Padre Brian, parabéns pela canonização de Madre Teresa. Eu gostaria de falar com o senhor sobre a “noite escura” dela. Pode começar nos falando sobre isso, sobre as cartas?
Graças a Deus que os jesuítas tiveram o cuidado de guardar estes documentos. A maior parte deste material era do Pe. Celeste Van Exem, diretor espiritual da Madre Teresa em Calcutá durante os anos de inspiração e seguimento. Depois estão Dom Périer, arcebispo de Calcutá, que também era jesuíta, e os jesuítas que vieram mais tarde: o Pe. Lawrence Picachy, depois Cardeal Picachy, e o Pe.
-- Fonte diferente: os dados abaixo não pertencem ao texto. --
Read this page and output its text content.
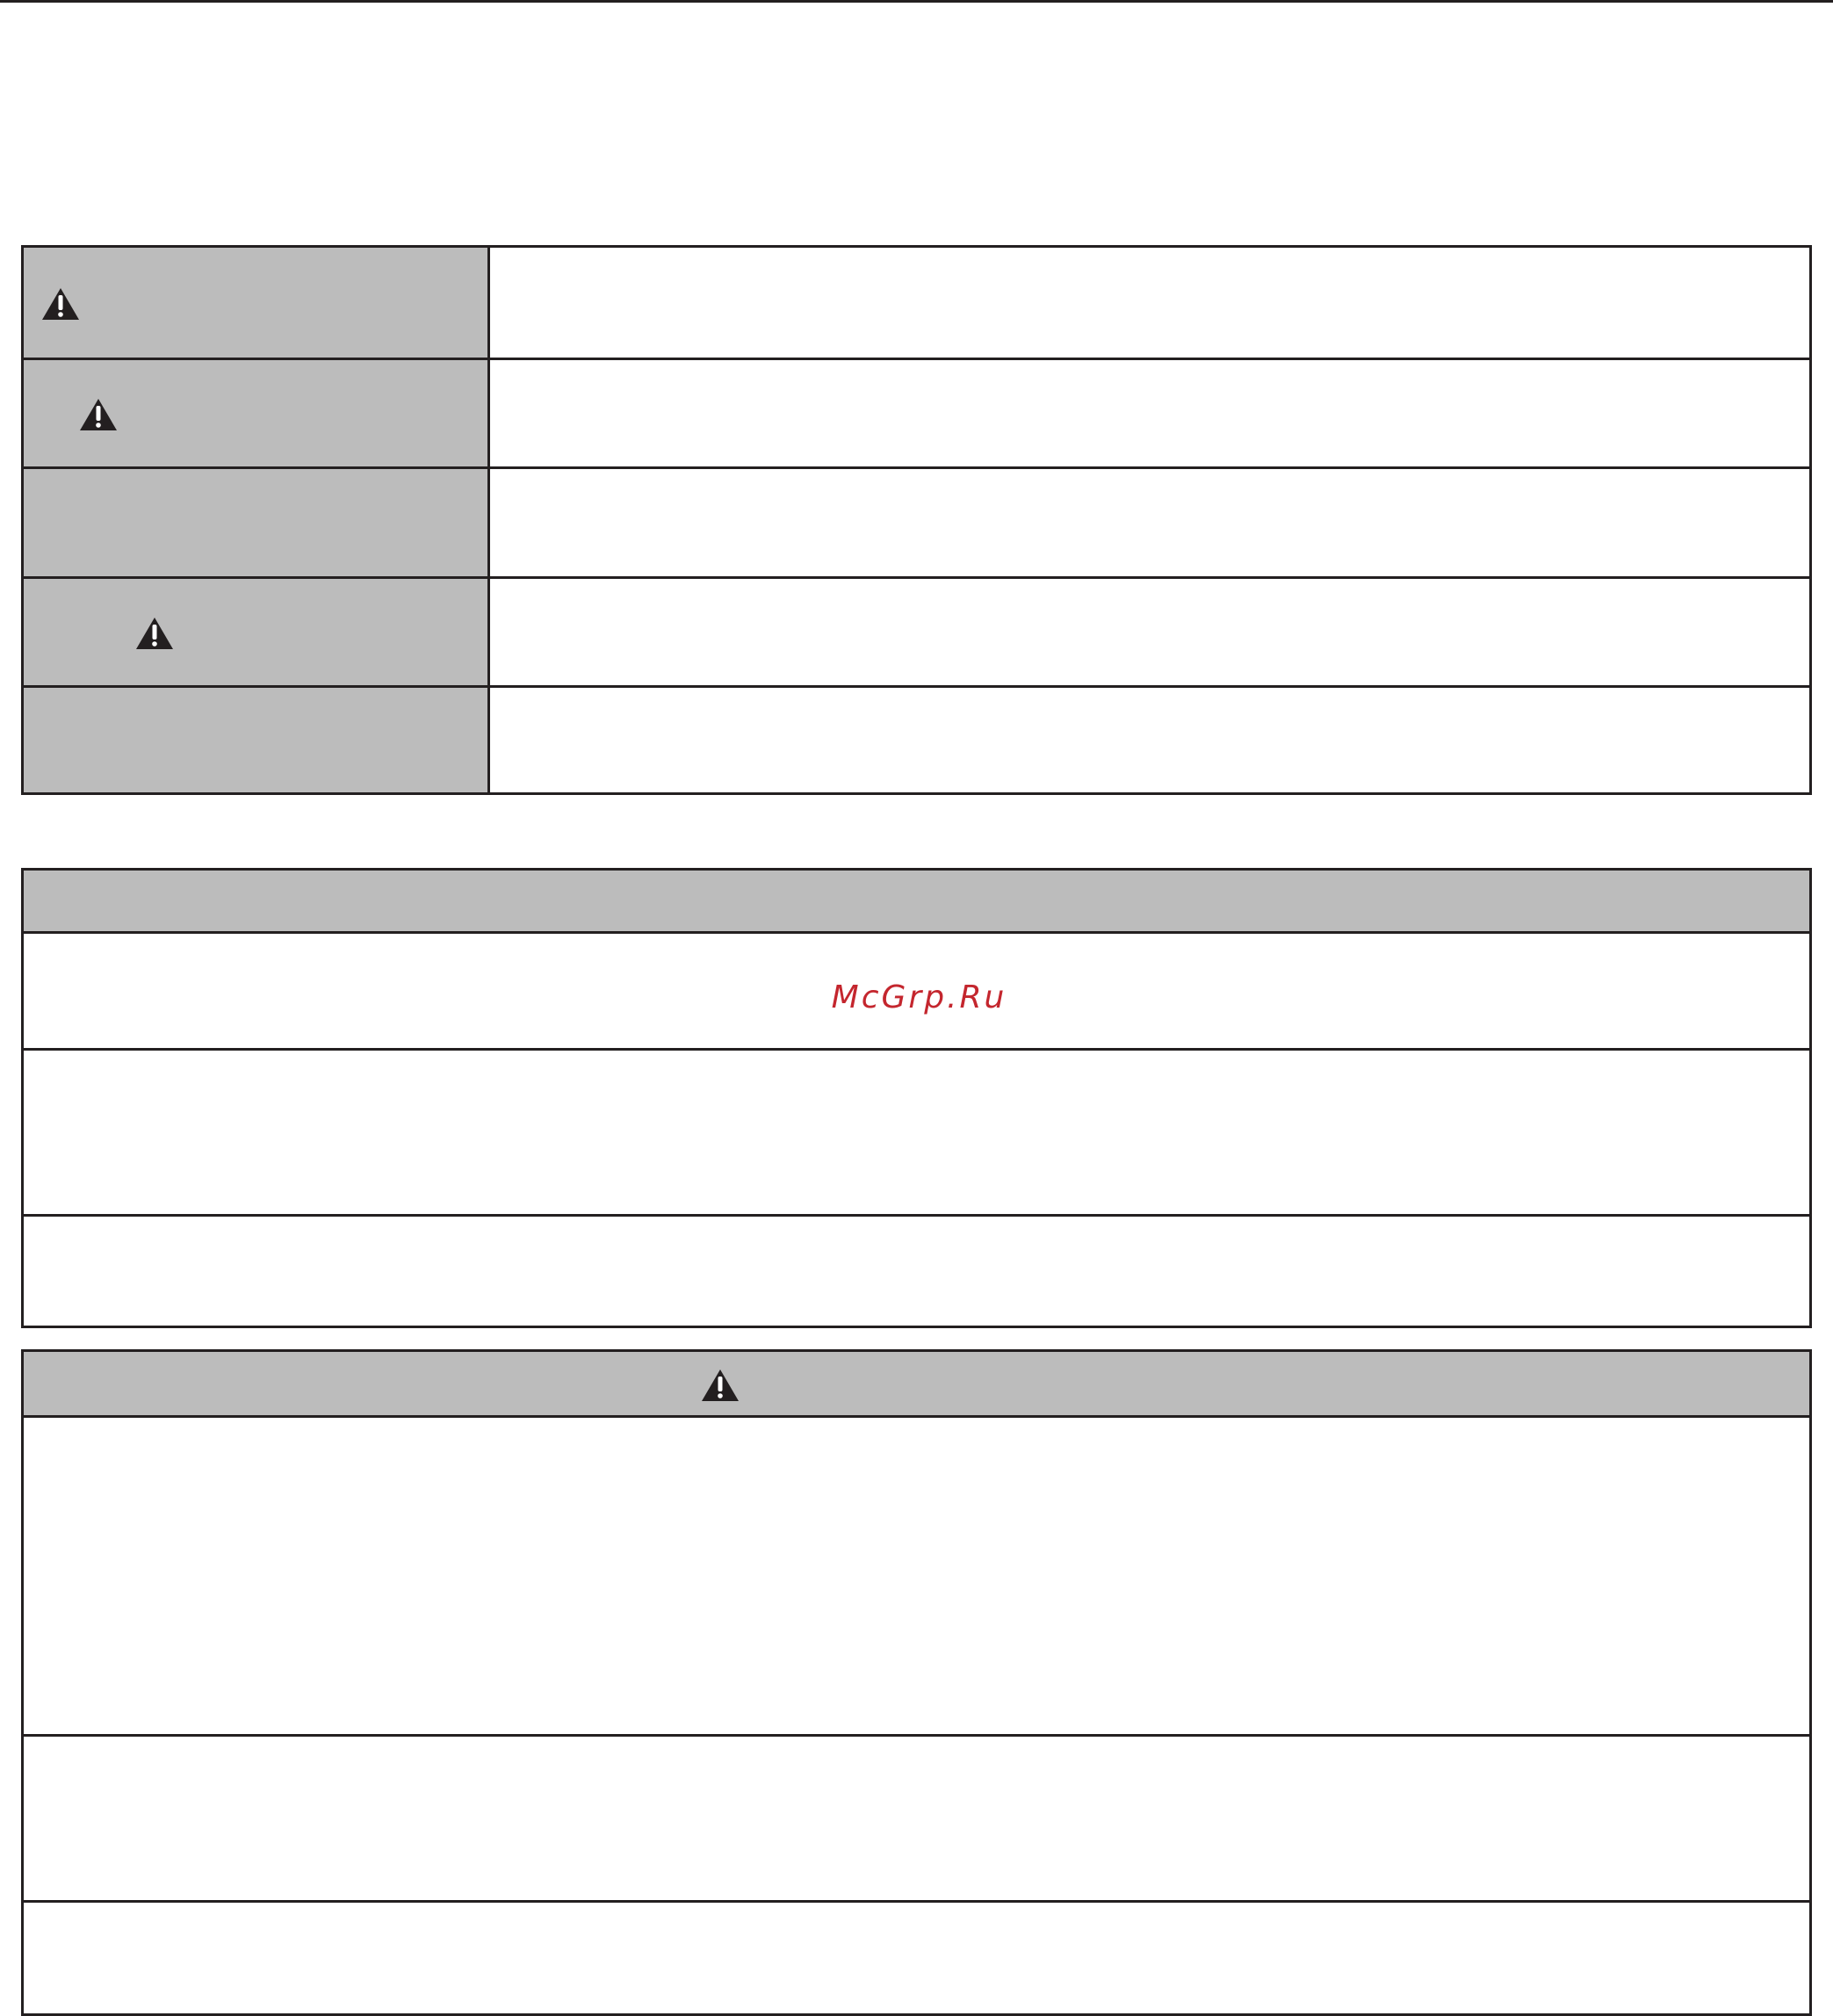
McGrp.Ru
Joseph Neuner.
Eles guardaram os documentos. Não havíamos percebido que eles estavam lá até início da coleta dos documentos. Quando vasculhamos os arquivos dos jesuítas em Calcutá e a casa do arcebispo, encontramos as cartas.
As cartas acabaram se tornando parte do processo de canonização, e quando isso aconteceu era só uma questão de tempo para que elas fossem reveladas – fosse hoje ou, digamos, a daqui 50 anos, quando os materiais fossem revelados. Mas um dos nove teólogos que analisaram a causa – a vida, as virtudes e a reputação de santidade – sugeriu que aquelas informações fossem publicadas. Na verdade, o arquivista da Província de Calcutá usou algumas das cartas em um artigo na revista Review for Religious, e o Pe. Neuner também escreveu algo usando parte deste material. Então, achei que o melhor seria publicar tudo o que tínhamos sobre a escuridão. Assim, a coleção “Come Be My Light” possui tudo, exceto uma ou duas cartas que viemos a conhecer depois.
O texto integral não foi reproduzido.